她缓步走到龙案前,为皇帝斟了杯茶,柔声柔气的问道:“今儿丽妃妹妹来找过臣妾,说是陛下下达旨意,要妹妹协助臣妾操办年关宫宴?”
皇帝仿佛在品尝什么人间美味,头也不抬的嗯了声:“朕与太后商议过,皇后近日来整个心思都在大皇子身上,为体恤皇后,便叫丽妃帮皇后一把。”
皇后想说大皇子的事已经解决,她完全可以一人胜任,正纠结该如何开口之时,皇帝放下汤匙,又道:“皇后不愿?”
“并非如此。”皇后眼一眨,绕过龙案双手递出茶盏,“丽妃入宫没多久,很多事情还不懂——”
“不懂你可以教,何况丽妃行事谨慎稳妥,深得太后喜爱,或许皇后也可以在丽妃身上学到些进退有度的东西。”
皇帝意有所指的道。
皇后面色倏地变白几分,扯着笑,慢慢道:“陛下说的是——”
“皇后。”皇帝没接茶盏,身形向后靠去,想尽量拉远与皇后的距离,“你既得了一份恩宠,就要付出一些代价。大皇子究竟是如何走出宗人府的,你心知肚明。
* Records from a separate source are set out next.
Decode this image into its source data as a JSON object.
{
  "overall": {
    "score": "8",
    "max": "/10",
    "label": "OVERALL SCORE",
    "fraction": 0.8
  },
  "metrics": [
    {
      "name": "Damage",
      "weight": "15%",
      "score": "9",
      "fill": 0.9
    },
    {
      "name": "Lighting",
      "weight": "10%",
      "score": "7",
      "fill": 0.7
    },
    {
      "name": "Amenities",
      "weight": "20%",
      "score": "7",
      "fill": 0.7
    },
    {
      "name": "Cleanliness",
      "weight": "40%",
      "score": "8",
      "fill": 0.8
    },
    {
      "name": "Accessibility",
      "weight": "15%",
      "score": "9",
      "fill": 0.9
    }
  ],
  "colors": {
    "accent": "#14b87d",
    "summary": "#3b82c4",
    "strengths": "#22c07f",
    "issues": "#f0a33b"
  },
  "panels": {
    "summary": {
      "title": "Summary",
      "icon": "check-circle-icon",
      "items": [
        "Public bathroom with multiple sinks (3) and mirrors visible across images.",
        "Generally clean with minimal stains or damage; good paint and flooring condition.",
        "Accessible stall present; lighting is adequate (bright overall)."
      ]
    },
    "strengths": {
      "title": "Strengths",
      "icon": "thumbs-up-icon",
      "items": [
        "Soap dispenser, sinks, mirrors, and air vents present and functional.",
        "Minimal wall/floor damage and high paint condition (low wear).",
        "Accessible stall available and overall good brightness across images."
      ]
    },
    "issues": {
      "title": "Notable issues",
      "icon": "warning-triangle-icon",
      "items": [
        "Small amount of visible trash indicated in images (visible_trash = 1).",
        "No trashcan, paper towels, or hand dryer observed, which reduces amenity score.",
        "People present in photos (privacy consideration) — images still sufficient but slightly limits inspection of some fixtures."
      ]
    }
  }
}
”
皇帝点到即止。
大皇子被关的真正原因,他清楚,皇后却不清楚。
在这前提下还依旧套路慕容姒,以慕容姒作为借口去解救大皇子。
皇帝虽有意纵容,但也十分冒险。
纵容是因为想用此次机会向江怀胤证明,当日大皇子的话,皇后根本毫不知情,才会再度利用慕容姒。
至于江怀胤会不会因为慕容姒而迁怒于皇帝,皇帝陷入了沉思——
皇后瞪大眼,心虚的施礼,“臣妾知道了。”-
出了皇宫,天空逐渐被烟青色的流云遮蔽,是下雪的前兆。
慕容姒站在宫门前仰望苍穹等了片刻,依旧没等到慈宁宫的人来找她。
可想而知,皇后的赐药的举动是被太后默许了的。
白鹭见慕容姒情绪无端低落,犹豫了下上前问道:“王妃是在宫里受气了?要不要告知王爷?”
“我自有分寸。”慕容姒收回目光,神情平和的登上马车。
她能理解皇后的举动,却不能接受太后的心思。
即使早就知道太后对她、对江怀胤,都有着极大的防备。
但十年的朝夕陪伴,换来的却是一场丑陋的权谋。
慕容姒压着一团怒火,替原主可悲,也震惊与太后的心狠。
如此看来,江怀胤的狠辣是完美的继承了太后的心性。
低头看了眼被汤药浸湿的衣角,慕容姒又冷又慢的说:“直接回府。”
背了这么大的“锅”,她早已顾不得“失身”后的害羞害羞,只想尽快与江怀胤说明。